F-35’ler nedeniyle bütçe sorunu yaşaması muhtemel Bloodhounds’ın kendine güvendiği ve rüştünü ispat etmekte inandığı konulardan biri de Next Generation Jammer. 2021’de tam olarak kullanılması planlanan sistem uçakların karadan atılan hızlı ve ölümcül roketlere karşı kendini korumasını sağlayan bir Jammer yani sinyal bozucu olarak tanımlanıyor. Sistem, 1970’lerde geliştirilen ALQ-99’un yerini alacak ve pilotların yaşamını büyük ölçüde kurtaracak. Olası bütçe sorunlarını da göz önünde bulundurarak Bloodhounds testleri gerçek uçuş öncesi uzun bir süre labratuvar ortamında gerçekleşiyor. Süreci hızlandırmak için yapılabilecek yegane şey gerçek ortamda testler yapmak ama bu da fizibilite açısından büyük sorun teşkil ediyor. Dolayısıyla Bloodhounds’ı bir dönem kapalı ve sessiz bilim adamlarıyla dolu görürken bir dönem harıl harıl test uçuşu yapan bir platform olarak tanımlamak mümkün.
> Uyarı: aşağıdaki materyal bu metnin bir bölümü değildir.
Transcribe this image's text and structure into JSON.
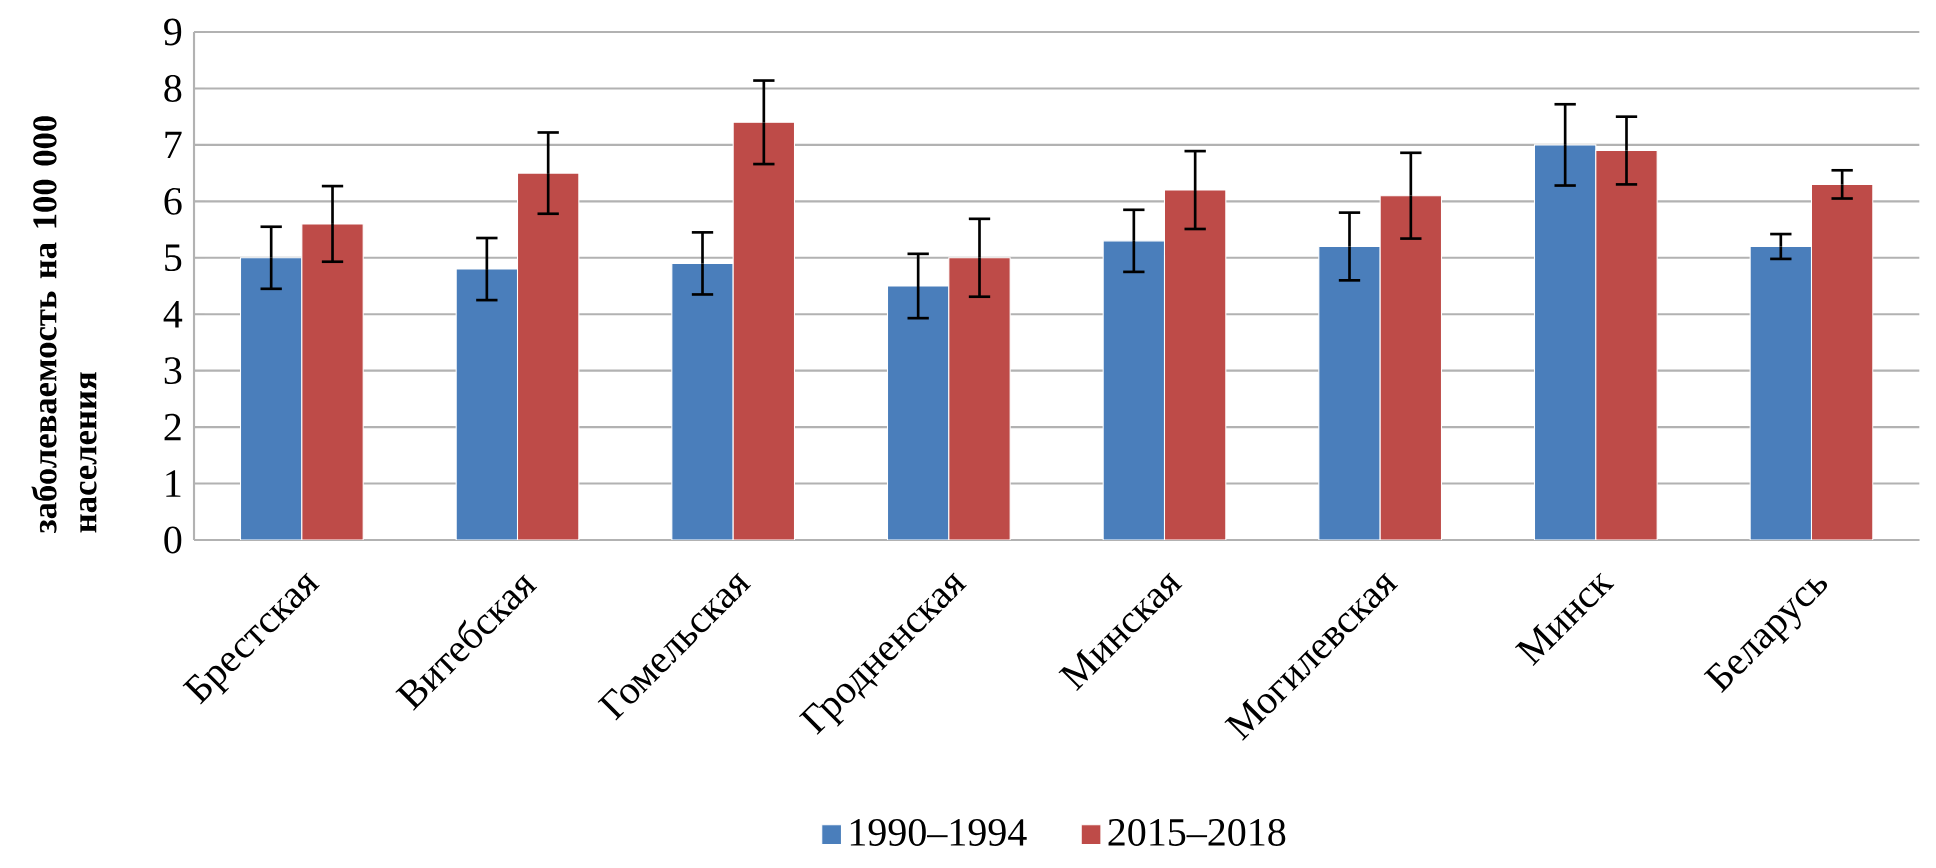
{
  "chart_data": {
    "type": "bar",
    "ylabel": "заболеваемость на 100 000 населения",
    "categories": [
      "Брестская",
      "Витебская",
      "Гомельская",
      "Гродненская",
      "Минская",
      "Могилевская",
      "Минск",
      "Беларусь"
    ],
    "series": [
      {
        "name": "1990–1994",
        "color": "#4a7ebb",
        "values": [
          5.0,
          4.8,
          4.9,
          4.5,
          5.3,
          5.2,
          7.0,
          5.2
        ],
        "errors": [
          0.55,
          0.55,
          0.55,
          0.57,
          0.55,
          0.6,
          0.72,
          0.22
        ]
      },
      {
        "name": "2015–2018",
        "color": "#be4b48",
        "values": [
          5.6,
          6.5,
          7.4,
          5.0,
          6.2,
          6.1,
          6.9,
          6.3
        ],
        "errors": [
          0.67,
          0.72,
          0.74,
          0.69,
          0.69,
          0.76,
          0.6,
          0.25
        ]
      }
    ],
    "ylim": [
      0,
      9
    ],
    "yticks": [
      0,
      1,
      2,
      3,
      4,
      5,
      6,
      7,
      8,
      9
    ],
    "grid": "y",
    "legend": "bottom"
  }
}
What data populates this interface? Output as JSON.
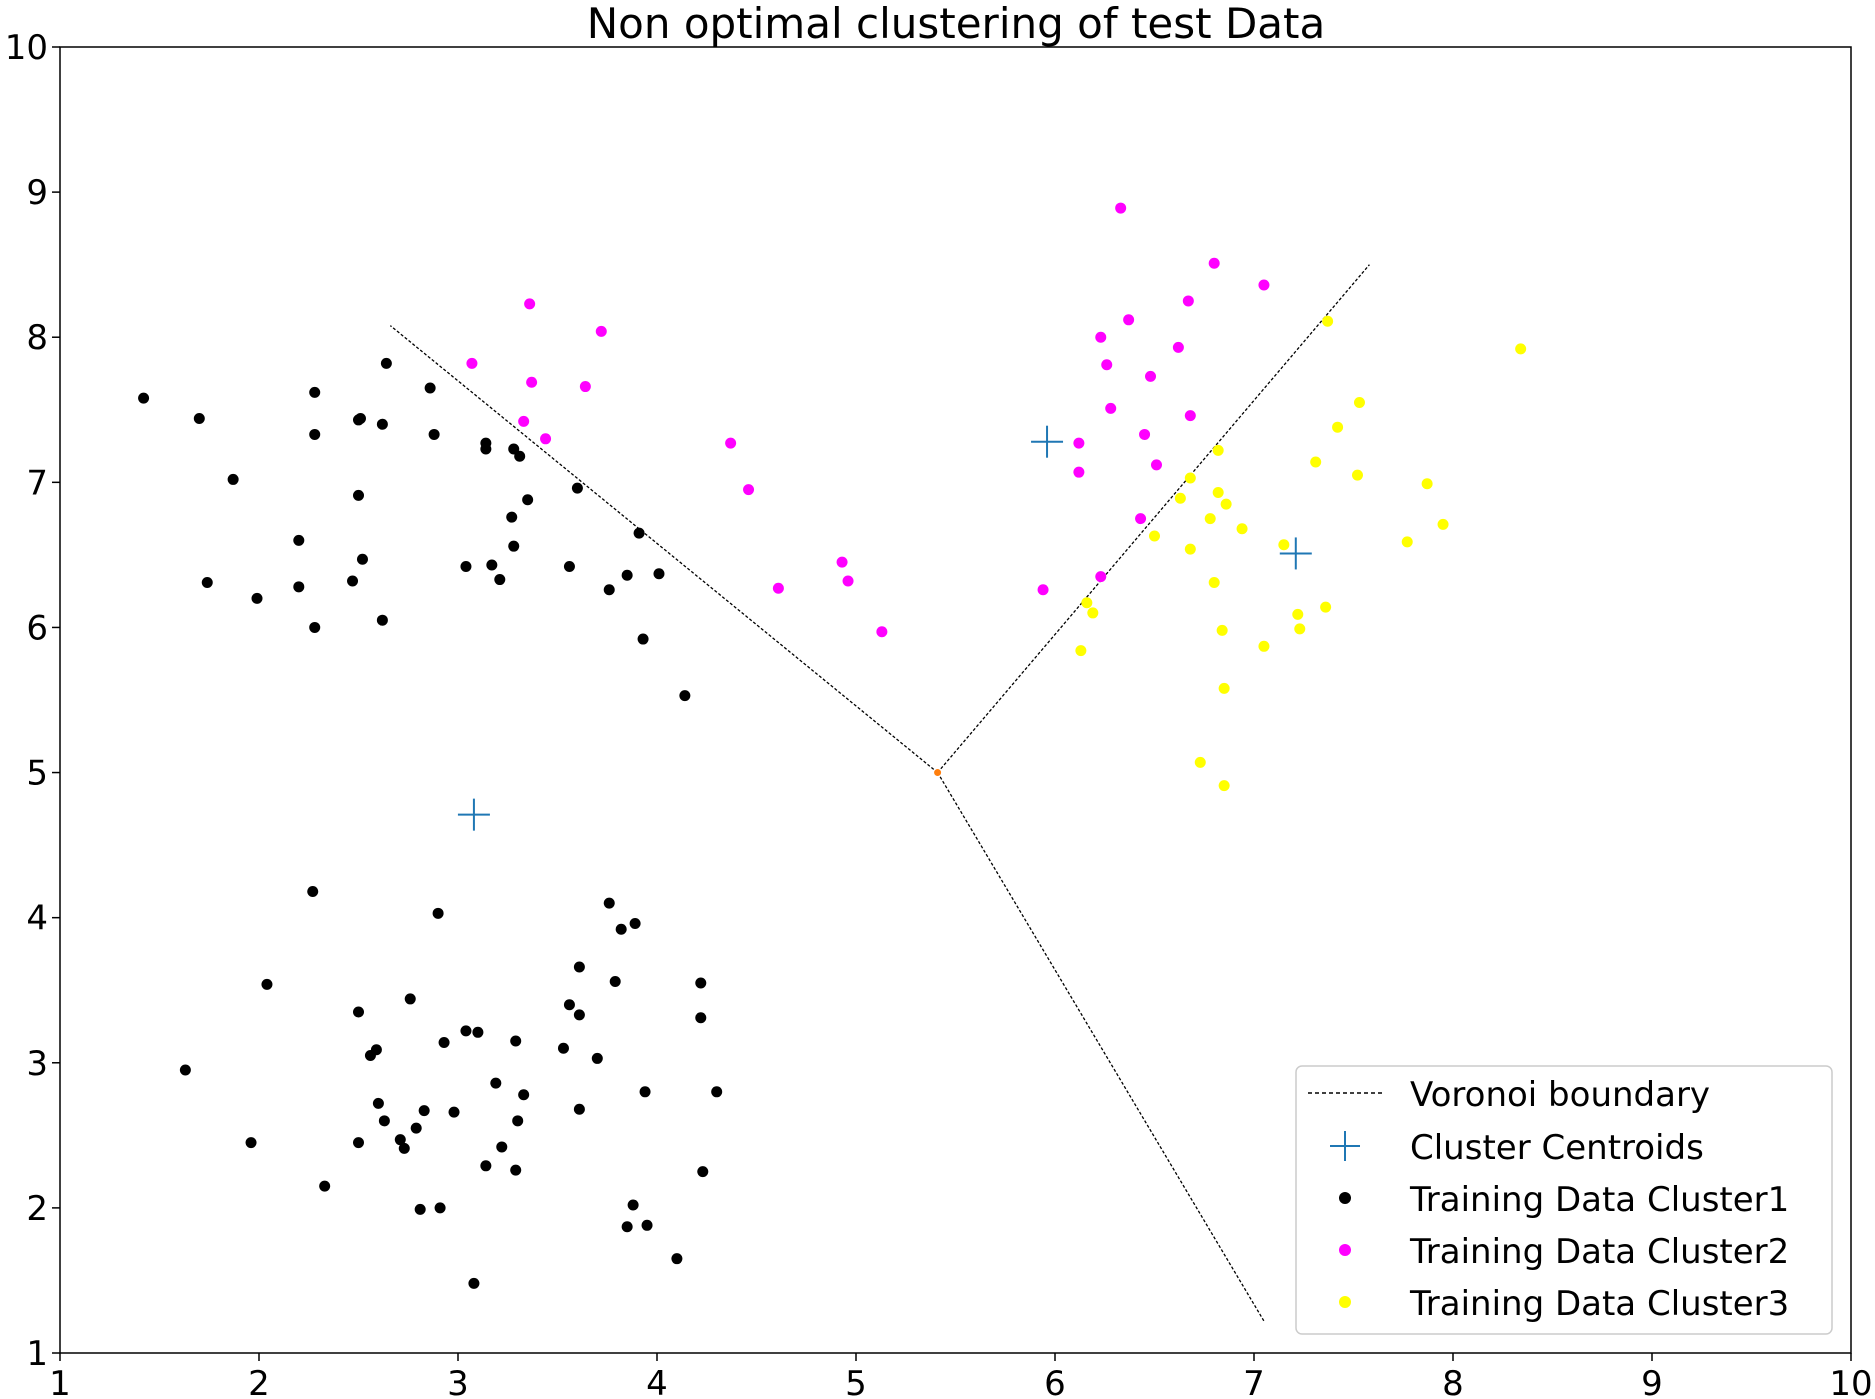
{
  "chart_data": {
    "type": "scatter",
    "title": "Non optimal clustering of test Data",
    "xlabel": "",
    "ylabel": "",
    "xlim": [
      1,
      10
    ],
    "ylim": [
      1,
      10
    ],
    "xticks": [
      "1",
      "2",
      "3",
      "4",
      "5",
      "6",
      "7",
      "8",
      "9",
      "10"
    ],
    "yticks": [
      "1",
      "2",
      "3",
      "4",
      "5",
      "6",
      "7",
      "8",
      "9",
      "10"
    ],
    "grid": false,
    "legend_position": "lower-right",
    "voronoi": {
      "name": "Voronoi boundary",
      "color": "#000000",
      "vertex": [
        5.41,
        5.0
      ],
      "vertex_color": "#ff7f0e",
      "segments": [
        [
          [
            5.41,
            5.0
          ],
          [
            2.66,
            8.08
          ]
        ],
        [
          [
            5.41,
            5.0
          ],
          [
            7.58,
            8.5
          ]
        ],
        [
          [
            5.41,
            5.0
          ],
          [
            7.05,
            1.22
          ]
        ]
      ]
    },
    "centroids": {
      "name": "Cluster Centroids",
      "color": "#1f77b4",
      "points": [
        [
          3.08,
          4.71
        ],
        [
          5.96,
          7.28
        ],
        [
          7.21,
          6.51
        ]
      ]
    },
    "series": [
      {
        "name": "Training Data Cluster1",
        "color": "#000000",
        "points": [
          [
            1.42,
            7.58
          ],
          [
            1.7,
            7.44
          ],
          [
            1.87,
            7.02
          ],
          [
            1.74,
            6.31
          ],
          [
            1.99,
            6.2
          ],
          [
            2.2,
            6.6
          ],
          [
            2.2,
            6.28
          ],
          [
            2.28,
            7.62
          ],
          [
            2.28,
            7.33
          ],
          [
            2.28,
            6.0
          ],
          [
            2.47,
            6.32
          ],
          [
            2.5,
            7.43
          ],
          [
            2.51,
            7.44
          ],
          [
            2.5,
            6.91
          ],
          [
            2.52,
            6.47
          ],
          [
            2.62,
            7.4
          ],
          [
            2.62,
            6.05
          ],
          [
            2.64,
            7.82
          ],
          [
            2.86,
            7.65
          ],
          [
            2.88,
            7.33
          ],
          [
            3.04,
            6.42
          ],
          [
            3.14,
            7.27
          ],
          [
            3.14,
            7.23
          ],
          [
            3.17,
            6.43
          ],
          [
            3.21,
            6.33
          ],
          [
            3.27,
            6.76
          ],
          [
            3.28,
            7.23
          ],
          [
            3.28,
            6.56
          ],
          [
            3.31,
            7.18
          ],
          [
            3.35,
            6.88
          ],
          [
            3.56,
            6.42
          ],
          [
            3.6,
            6.96
          ],
          [
            3.76,
            6.26
          ],
          [
            3.85,
            6.36
          ],
          [
            3.91,
            6.65
          ],
          [
            3.93,
            5.92
          ],
          [
            4.01,
            6.37
          ],
          [
            4.14,
            5.53
          ],
          [
            2.27,
            4.18
          ],
          [
            2.04,
            3.54
          ],
          [
            1.63,
            2.95
          ],
          [
            1.96,
            2.45
          ],
          [
            2.33,
            2.15
          ],
          [
            2.5,
            3.35
          ],
          [
            2.5,
            2.45
          ],
          [
            2.56,
            3.05
          ],
          [
            2.59,
            3.09
          ],
          [
            2.6,
            2.72
          ],
          [
            2.63,
            2.6
          ],
          [
            2.71,
            2.47
          ],
          [
            2.73,
            2.41
          ],
          [
            2.76,
            3.44
          ],
          [
            2.79,
            2.55
          ],
          [
            2.81,
            1.99
          ],
          [
            2.83,
            2.67
          ],
          [
            2.9,
            4.03
          ],
          [
            2.91,
            2.0
          ],
          [
            2.93,
            3.14
          ],
          [
            2.98,
            2.66
          ],
          [
            3.04,
            3.22
          ],
          [
            3.08,
            1.48
          ],
          [
            3.1,
            3.21
          ],
          [
            3.14,
            2.29
          ],
          [
            3.19,
            2.86
          ],
          [
            3.22,
            2.42
          ],
          [
            3.29,
            3.15
          ],
          [
            3.29,
            2.26
          ],
          [
            3.3,
            2.6
          ],
          [
            3.33,
            2.78
          ],
          [
            3.53,
            3.1
          ],
          [
            3.56,
            3.4
          ],
          [
            3.61,
            3.66
          ],
          [
            3.61,
            3.33
          ],
          [
            3.61,
            2.68
          ],
          [
            3.7,
            3.03
          ],
          [
            3.76,
            4.1
          ],
          [
            3.79,
            3.56
          ],
          [
            3.82,
            3.92
          ],
          [
            3.85,
            1.87
          ],
          [
            3.88,
            2.02
          ],
          [
            3.89,
            3.96
          ],
          [
            3.94,
            2.8
          ],
          [
            3.95,
            1.88
          ],
          [
            4.1,
            1.65
          ],
          [
            4.22,
            3.55
          ],
          [
            4.22,
            3.31
          ],
          [
            4.23,
            2.25
          ],
          [
            4.3,
            2.8
          ]
        ]
      },
      {
        "name": "Training Data Cluster2",
        "color": "#ff00ff",
        "points": [
          [
            3.07,
            7.82
          ],
          [
            3.33,
            7.42
          ],
          [
            3.36,
            8.23
          ],
          [
            3.37,
            7.69
          ],
          [
            3.44,
            7.3
          ],
          [
            3.64,
            7.66
          ],
          [
            3.72,
            8.04
          ],
          [
            4.37,
            7.27
          ],
          [
            4.46,
            6.95
          ],
          [
            4.61,
            6.27
          ],
          [
            4.93,
            6.45
          ],
          [
            4.96,
            6.32
          ],
          [
            5.13,
            5.97
          ],
          [
            5.94,
            6.26
          ],
          [
            6.12,
            7.27
          ],
          [
            6.12,
            7.07
          ],
          [
            6.23,
            6.35
          ],
          [
            6.23,
            8.0
          ],
          [
            6.26,
            7.81
          ],
          [
            6.28,
            7.51
          ],
          [
            6.33,
            8.89
          ],
          [
            6.37,
            8.12
          ],
          [
            6.43,
            6.75
          ],
          [
            6.45,
            7.33
          ],
          [
            6.48,
            7.73
          ],
          [
            6.51,
            7.12
          ],
          [
            6.62,
            7.93
          ],
          [
            6.67,
            8.25
          ],
          [
            6.68,
            7.46
          ],
          [
            6.8,
            8.51
          ],
          [
            7.05,
            8.36
          ]
        ]
      },
      {
        "name": "Training Data Cluster3",
        "color": "#ffff00",
        "points": [
          [
            6.13,
            5.84
          ],
          [
            6.16,
            6.17
          ],
          [
            6.19,
            6.1
          ],
          [
            6.5,
            6.63
          ],
          [
            6.63,
            6.89
          ],
          [
            6.68,
            6.54
          ],
          [
            6.68,
            7.03
          ],
          [
            6.73,
            5.07
          ],
          [
            6.78,
            6.75
          ],
          [
            6.8,
            6.31
          ],
          [
            6.82,
            6.93
          ],
          [
            6.82,
            7.22
          ],
          [
            6.84,
            5.98
          ],
          [
            6.85,
            4.91
          ],
          [
            6.85,
            5.58
          ],
          [
            6.86,
            6.85
          ],
          [
            6.94,
            6.68
          ],
          [
            7.05,
            5.87
          ],
          [
            7.15,
            6.57
          ],
          [
            7.22,
            6.09
          ],
          [
            7.23,
            5.99
          ],
          [
            7.31,
            7.14
          ],
          [
            7.36,
            6.14
          ],
          [
            7.37,
            8.11
          ],
          [
            7.42,
            7.38
          ],
          [
            7.52,
            7.05
          ],
          [
            7.53,
            7.55
          ],
          [
            7.77,
            6.59
          ],
          [
            7.87,
            6.99
          ],
          [
            7.95,
            6.71
          ],
          [
            8.34,
            7.92
          ]
        ]
      }
    ]
  }
}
Bloodhounds yetkilileri hava kuvvetlerinde yakın gelecekte insansız hava araçlarının çok daha etkin rol oynayacağını söylüyor. MQ-8 Fire Scout isimli saldırı kapasiteli helikopter de Bloodhounds tarafından seri üretime hazır hale getirilmiş durumda. İlginç ve ironik olan bu teknolojilerden bahsederken yetkililerin savunma ve güvenlik kelimesini tercih etmesi. Görüldüğü gibi Bloodhounds’a bağlı olarak uzun yıllardır birçok araç gelşitirilmiş durumda. Dileriz dünya barışı için bu tarz teknolojilerin hiçbir zaman kullanılmaması ve ülkemizin de ithal teknoloji anlamında daha az bağımlı hale gelmesi.